Thursday headlines: Rubbish rage and health concerns
The Daily Mirror leads on Thursday morning with a good old rubbish headline: "Bin plan kicked to the kerb," it reads.
The paper claims "a battle of the bins is raging as householders fight a council's rubbish proposals".
It says Belfast City Council's plans to cut bin capacity and the number of collections in a £14m bid to improve recycling has provoked a "furious" reaction from householders.
The paper reports that hundreds have signed a petition entitled 'Stop Wasting Our Time'.
"City Council chiefs plan to get rid of 360,000 wheelie bins and replace them with a stacking system of boxes with less capacity, and they aim to make collections monthly instead of fortnightly."
A spokesperson for 'TalkingRubbishNI', which organised the petition, is quoted as saying: "We believe the new measures will not revive recycling figures.
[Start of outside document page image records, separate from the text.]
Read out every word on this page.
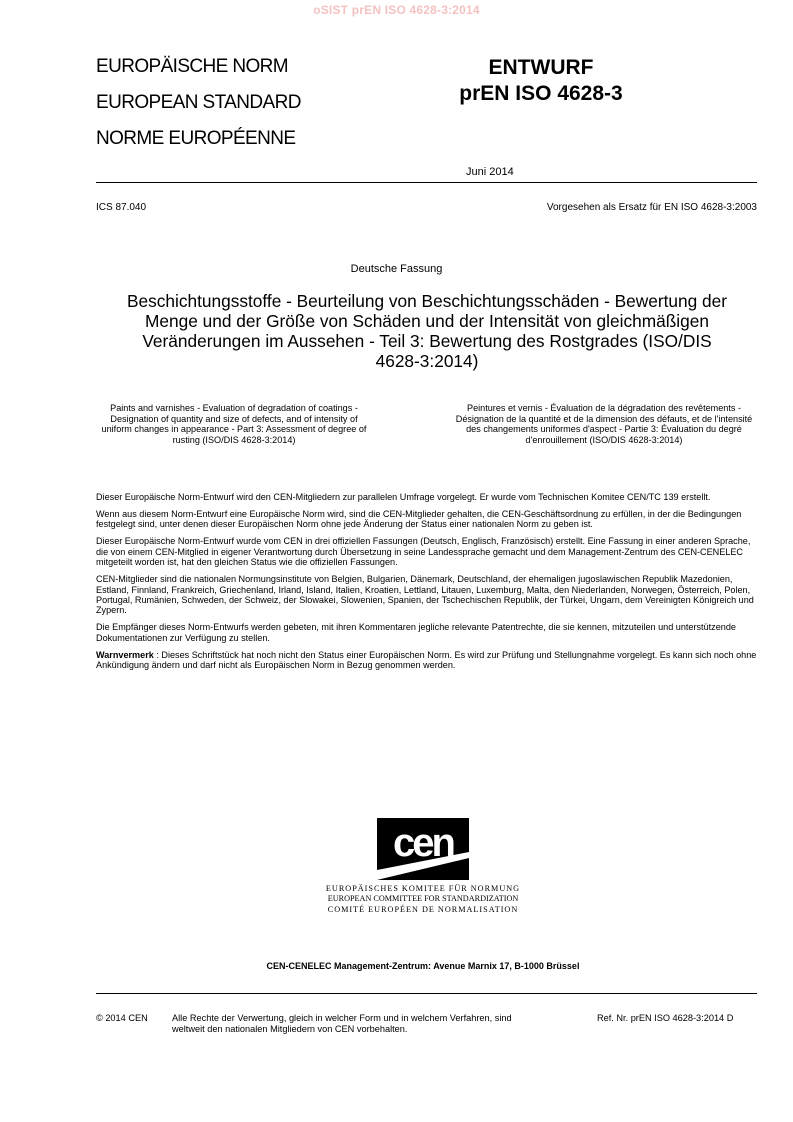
oSIST prEN ISO 4628-3:2014
EUROPÄISCHE NORM
EUROPEAN STANDARD
NORME EUROPÉENNE
ENTWURF
prEN ISO 4628-3
Juni 2014
ICS 87.040	Vorgesehen als Ersatz für EN ISO 4628-3:2003
Deutsche Fassung
Beschichtungsstoffe - Beurteilung von Beschichtungsschäden - Bewertung der Menge und der Größe von Schäden und der Intensität von gleichmäßigen Veränderungen im Aussehen - Teil 3: Bewertung des Rostgrades (ISO/DIS 4628-3:2014)
Paints and varnishes - Evaluation of degradation of coatings - Designation of quantity and size of defects, and of intensity of uniform changes in appearance - Part 3: Assessment of degree of rusting (ISO/DIS 4628-3:2014)
Peintures et vernis - Évaluation de la dégradation des revêtements - Désignation de la quantité et de la dimension des défauts, et de l'intensité des changements uniformes d'aspect - Partie 3: Évaluation du degré d'enrouillement (ISO/DIS 4628-3:2014)

Dieser Europäische Norm-Entwurf wird den CEN-Mitgliedern zur parallelen Umfrage vorgelegt. Er wurde vom Technischen Komitee CEN/TC 139 erstellt.

Wenn aus diesem Norm-Entwurf eine Europäische Norm wird, sind die CEN-Mitglieder gehalten, die CEN-Geschäftsordnung zu erfüllen, in der die Bedingungen festgelegt sind, unter denen dieser Europäischen Norm ohne jede Änderung der Status einer nationalen Norm zu geben ist.

Dieser Europäische Norm-Entwurf wurde vom CEN in drei offiziellen Fassungen (Deutsch, Englisch, Französisch) erstellt. Eine Fassung in einer anderen Sprache, die von einem CEN-Mitglied in eigener Verantwortung durch Übersetzung in seine Landessprache gemacht und dem Management-Zentrum des CEN-CENELEC mitgeteilt worden ist, hat den gleichen Status wie die offiziellen Fassungen.

CEN-Mitglieder sind die nationalen Normungsinstitute von Belgien, Bulgarien, Dänemark, Deutschland, der ehemaligen jugoslawischen Republik Mazedonien, Estland, Finnland, Frankreich, Griechenland, Irland, Island, Italien, Kroatien, Lettland, Litauen, Luxemburg, Malta, den Niederlanden, Norwegen, Österreich, Polen, Portugal, Rumänien, Schweden, der Schweiz, der Slowakei, Slowenien, Spanien, der Tschechischen Republik, der Türkei, Ungarn, dem Vereinigten Königreich und Zypern.

Die Empfänger dieses Norm-Entwurfs werden gebeten, mit ihren Kommentaren jegliche relevante Patentrechte, die sie kennen, mitzuteilen und unterstützende Dokumentationen zur Verfügung zu stellen.

Warnvermerk : Dieses Schriftstück hat noch nicht den Status einer Europäischen Norm. Es wird zur Prüfung und Stellungnahme vorgelegt. Es kann sich noch ohne Ankündigung ändern und darf nicht als Europäischen Norm in Bezug genommen werden.

cen
EUROPÄISCHES KOMITEE FÜR NORMUNG
EUROPEAN COMMITTEE FOR STANDARDIZATION
COMITÉ EUROPÉEN DE NORMALISATION
CEN-CENELEC Management-Zentrum: Avenue Marnix 17, B-1000 Brüssel
© 2014 CEN	Alle Rechte der Verwertung, gleich in welcher Form und in welchem Verfahren, sind weltweit den nationalen Mitgliedern von CEN vorbehalten.
Ref. Nr. prEN ISO 4628-3:2014 D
Encourage investment in waste education, not expensive sort-it-yourself schemes."
The Newsletter leads with the news that an Irish League football star has been convicted of distributing an indecent image of a child.
Cliftonville striker Jay Donnelly, 23, pleaded guilty to the charge last week, the Northern Ireland Courts Service confirmed.
A separate count of taking or making an indecent photograph was withdrawn.
Donnelly, of Ardilea Drive in the Ardoyne area of Belfast, is due to be sentenced in January.
The paper also carries the headline "No deal Brexit 'to hit NI hardest'".
It cites new government figures that suggest Brexit could cost the UK economy £100bn and up to £26bn a year and that Northern Ireland would suffer more economically than any other region.
Meanwhile, the Belfast Telegraph leads with quotes from the chief medical officer, who says Northern Ireland health costs "could bankrupt Stormont".
Dr Michael McBride told MPs on Wednesday that the health service "has the potential to bankrupt all other government departments and all other public services because of the changing demographics, ageing population, rising public expectations".
He also told the Northern Ireland Affairs Committee in London that the Stormont impasse is preventing long-term health strategies from being implemented.
Elsewhere, the paper carries the heartbreaking story of a fatal accident at a motocross track in County Londonderry.
It reports that the accident "could have been prevented if marshals had been present on the day that 13-year-old Daniel Sheridan was struck by a bike ridden by his brother", according to a coroner.
"The Dublin teenager died at Altnagelvin Hospital after he suffered a fatal brain injury when he was struck by his brother Jake's bike at the Magilligan Motocross track," it reads.
Coroner Patrick McGurgan found that if a marshal had been present at a jump on the track, the approach to which was blind, Jake Sheridan "could have been alerted to the presence of his brother at a bunker at the bottom of the jump".
Finally, the Irish News front page carries the headline "Man held over fatal crash was wanted by gardaí".
It reports that a south Armagh man arrested following a crash in County Monaghan, which killed a delivery driver and left a Garda officer injured, was wanted for questioning by police in the Republic of Ireland.
Married father-of-two Stephen Marron, 47, was killed after his parked car was struck as he waited outside a takeaway.